His mind rebels at last, and quits the scene,
And Madness takes the throne as reigning Quean;
Chris babbles on, his marbles all dropt out,
Of Perseus, of Heisenberg and stout,
Of fractals, fleece, of Planck and matrices.
He mutters low, and falls upon his knees,
Whence white-coates bind his ankles to his arms,
And haul him fleetly to the funny farm.

Now Hoey sees his chance to grasp the crown,
To seize Lord B.’s regard, and win renown:
As poet was he puissant, fertile and smooth —
The mighty line from his swift quill did ooze.
Yet to the Dark One gave he this black oath:
‘My Lord, to thee I plight this solemn troth,
That I thy faithful servant shall remain,
If with fair words you feed my toiling brain —
Soft and copious may my offerings flow,
Not rudely swift, nor petulantly slow. ’
As Steve commences ’pon his epic way,
The Dark One in his lair of foul decay
Rais’d up the spirits from their putrid beds:
Drivel, who to Verbosity was wed,
Rose up the first, with Prattle at his heels;
Next Verbiage, her mouth alive with eels
Walk’d hoof in fin with Gush and Flatulence,
(The latter swell’d with gas and corpulence).

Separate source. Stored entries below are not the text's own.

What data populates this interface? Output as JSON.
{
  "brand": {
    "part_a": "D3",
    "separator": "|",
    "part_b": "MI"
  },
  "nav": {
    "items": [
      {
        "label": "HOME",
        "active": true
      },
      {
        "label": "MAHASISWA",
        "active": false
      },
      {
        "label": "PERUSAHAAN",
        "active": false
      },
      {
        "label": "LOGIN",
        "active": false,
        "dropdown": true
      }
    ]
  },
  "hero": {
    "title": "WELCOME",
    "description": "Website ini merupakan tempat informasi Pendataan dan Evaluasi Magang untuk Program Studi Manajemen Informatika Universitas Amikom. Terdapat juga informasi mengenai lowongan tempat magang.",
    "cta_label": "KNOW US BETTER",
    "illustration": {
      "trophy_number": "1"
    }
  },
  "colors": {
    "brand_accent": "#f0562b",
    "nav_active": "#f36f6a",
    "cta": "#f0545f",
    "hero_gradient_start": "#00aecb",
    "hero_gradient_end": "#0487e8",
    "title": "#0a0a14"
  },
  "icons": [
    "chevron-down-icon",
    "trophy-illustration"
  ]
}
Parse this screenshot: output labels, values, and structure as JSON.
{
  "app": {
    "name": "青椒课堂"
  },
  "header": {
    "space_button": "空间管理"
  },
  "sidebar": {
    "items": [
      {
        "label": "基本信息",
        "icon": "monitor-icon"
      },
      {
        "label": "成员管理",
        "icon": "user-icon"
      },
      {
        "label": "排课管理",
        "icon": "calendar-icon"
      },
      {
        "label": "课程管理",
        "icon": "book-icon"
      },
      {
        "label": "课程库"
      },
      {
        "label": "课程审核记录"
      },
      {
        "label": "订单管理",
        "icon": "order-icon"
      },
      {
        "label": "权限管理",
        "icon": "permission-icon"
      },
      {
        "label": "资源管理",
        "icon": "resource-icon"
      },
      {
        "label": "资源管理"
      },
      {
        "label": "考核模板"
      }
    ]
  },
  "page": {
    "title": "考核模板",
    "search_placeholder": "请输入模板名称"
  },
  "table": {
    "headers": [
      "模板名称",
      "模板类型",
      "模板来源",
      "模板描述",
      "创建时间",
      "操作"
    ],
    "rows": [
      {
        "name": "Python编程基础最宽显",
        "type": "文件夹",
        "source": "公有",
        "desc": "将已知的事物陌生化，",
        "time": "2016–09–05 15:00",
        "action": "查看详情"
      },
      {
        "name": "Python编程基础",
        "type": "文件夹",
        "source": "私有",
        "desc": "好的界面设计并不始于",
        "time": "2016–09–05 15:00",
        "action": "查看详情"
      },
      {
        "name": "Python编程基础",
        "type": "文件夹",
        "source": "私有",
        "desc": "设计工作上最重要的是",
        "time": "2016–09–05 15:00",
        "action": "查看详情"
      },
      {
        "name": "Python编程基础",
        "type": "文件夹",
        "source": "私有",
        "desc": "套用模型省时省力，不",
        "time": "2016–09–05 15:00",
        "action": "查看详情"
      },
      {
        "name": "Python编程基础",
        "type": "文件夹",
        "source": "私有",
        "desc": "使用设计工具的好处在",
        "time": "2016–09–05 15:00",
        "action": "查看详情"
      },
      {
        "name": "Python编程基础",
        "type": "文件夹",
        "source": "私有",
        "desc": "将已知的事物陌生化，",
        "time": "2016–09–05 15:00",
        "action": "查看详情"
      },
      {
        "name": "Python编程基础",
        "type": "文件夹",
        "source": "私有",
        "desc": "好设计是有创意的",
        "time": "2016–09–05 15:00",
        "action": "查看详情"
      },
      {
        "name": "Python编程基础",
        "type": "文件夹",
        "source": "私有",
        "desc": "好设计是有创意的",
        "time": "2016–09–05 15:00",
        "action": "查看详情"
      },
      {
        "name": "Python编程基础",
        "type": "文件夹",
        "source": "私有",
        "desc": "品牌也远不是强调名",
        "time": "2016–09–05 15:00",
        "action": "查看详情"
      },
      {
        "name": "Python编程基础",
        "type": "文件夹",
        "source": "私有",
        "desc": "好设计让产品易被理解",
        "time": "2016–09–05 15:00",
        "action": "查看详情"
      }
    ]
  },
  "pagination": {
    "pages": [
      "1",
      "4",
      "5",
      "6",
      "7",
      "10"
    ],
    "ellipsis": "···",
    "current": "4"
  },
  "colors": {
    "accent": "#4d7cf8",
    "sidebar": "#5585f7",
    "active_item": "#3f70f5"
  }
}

Seated ’bove them all, telling mystic runes,
Bath’d Logorrhea in a vat of prunes.

An apprehension drear flows through the crowd —
They fear his effort cannot be allowed;
Alas, and well-a-day, it was in vain!
His bowels’ thunder crashes ’pon the plain;
Sustain’d by ordure’s sympathetic force,
Oil’d with magic juices from the spirits coarse,
Vig’rous Steve drools; from th’effluvia strong
Imbibes new life and scours and stinks along!
And ’mid this ghastly slime, admix’d far worse,
The toxic verse of Henrey, the accursed
Was heard in the land; as if with marsh gas chok’d,
The crowd is struck, and on the spot they croak’d!
All but Lord B., whose bear with furious growl
Attacks the poetasters two, who howl
In agonies sublime! Their souls depart,
Where such as they in Hades’ gloom do fart,
So that the innocent, free from all care
May breathe in peace the pure and gentle air,
And romp the verdant ’sward, and plash in brook
Unharried; else conjoin in lovesome nook,
In bowers deep … where L.B. them awaits:
For none may ’scape his pow’r, like as the Fates —
In pleasure’s demesne, he attends you at the gates.